Octopus circle hooks have the bent eye on them, regular circle hooks have a straight shank, I like using Gamakatsu 8/0 circles for most everything we fish for, have never had a failure, and snell everything, even when I run double hooks on the same leader, right now with no current on the Ohio that is my main set-up, running two hooks about 8 inches apart, I'll put Skipjack on one and Shad on the other, most of our fish are coming on Skipjacks this year, I'm currently learning the art of drifting on the Ohio and circles are deadly when drifting, just can't get used to the poles going to the water on a slam dunk hit, even angled up they will bury the tips into the water, but they are always hooked up................Doc


----------



## 01mercLS (Oct 28, 2006)

On the 8/0 gamakatsu when you hook set are you yanking?


----------



## Doctor (Apr 5, 2004)

Nope I let them pull the rod down then break the drag loose, I set the drag prior to fishing by grabbing the line and pull it out of the reel, takes a little bit of effort to pull the line off the reel, once I get to the rod and I'm not in any hurry I get it out of the holder and sweep the rod back slowly till I feel the hook pop in place...........Doc


----------



## 01mercLS (Oct 28, 2006)

I guess we all have our ways of doing it.


----------



## neocats1 (Oct 14, 2006)

Wish I could be that lucky.
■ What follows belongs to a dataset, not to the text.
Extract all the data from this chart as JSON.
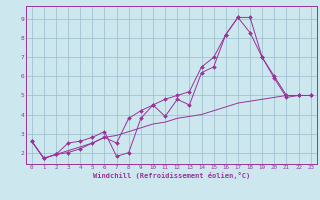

I haven't had anything big enough this year to even come close to bending my rod tips to the water. I gotta find some spots with big fish soon.


----------



## riverKing (Jan 26, 2007)

i fish the 7/0 and 8/0 gamakatsu circles for almost all my catfishing anymore, just pick up the rod and tighten down on them and they're stuck


----------



## ClickerCrazy (Feb 4, 2006)

I cused the things the first year I used them, gave up on them tons of times while my buddy swore by them. They are the only thing I use now, for almost everything, even gills! Alot of people that go out with me have the same problem of wanting to set the hook when they feel the fish. Not saying you cant't do that, but until you get the feel for it, let them hook themselves! Like the Doctor says, let them bend it to the water. If they take off with it, and really want it, they are done for. You will miss alot fewer fish using circles.


----------



## H2O Mellon (Apr 5, 2004)

01mercLS said:


> . Crank dont yank, that the saying.


I use Gama Oct Circles from, 5/0 to 8/0 and I would think if someone cranked it would come right out of the cats mouth. Now, I beleive it may be easier to land a fish by crancking using something like Mustad's Demon Circle hooks, just becasue of the way they are designed.


----------



## 01mercLS (Oct 28, 2006)

Thats what all these websites on the net say. They say to crank dont yank.


----------



## H2O Mellon (Apr 5, 2004)

I 100% agree in the "Don't Yank" theory, however I tend to let the rod "load up" then pull back as I get the rod out of the rod holder and then reel it in.


----------



## 01mercLS (Oct 28, 2006)

so what is the proper way?


----------



## Doctor (Apr 5, 2004)

Whatever works the best for you, I fish from a big boat, rod holders out the back and down the gunnels from the front to the rear of the boat, been fishing with circles since 1999 when they first hit the market, had to develop my own style because I was a rip there lips swinger, set the hook hard, Lynn taught me the patience to sit and wait it out, we very seldom miss a fish unless it's a dink, we catch a lot of big Blues and Flatheads that try to rip the poles right out of the rod holders, like I say I let that rod load up before I ever move on it, lift it out of the rod holder, sometimes I have to pry it out of the rod holders because the fish is headed down river but I will always take the rod out flip it on it's side and sweep it back slowly till I see the big arch in the pole, I use Berkley E-Cats #4 7'6" rods that are real stiff, but the tips are very fast, the rod has plenty of backbone, you want a fast tip to set that circle hook into the cats mouth, Lynns poles are Ugly stick heavy boat rods, 6 foot long and her tips are super fast, but the rod has major backbone as she can whip any fish that takes a rod down, time on the water will teach you the technique that you need to develop to make circles successful.........Doc


----------



## obiefan (Jul 18, 2007)

I seem to have better luck with the circle hooks than regular hooks. I basically wait until I get stripped of bait, or they hook up. For me it seems 50/50 that I'll catch. However, I know I lost 3 decent sized ones tonight using that method.


----------



## c-orth513 (Feb 1, 2008)

I like circle hooks because the fish hooks itself if it hits it right

Octopus hooks are good, but they are too straight for me, so I bend them forwards a little bit.


----------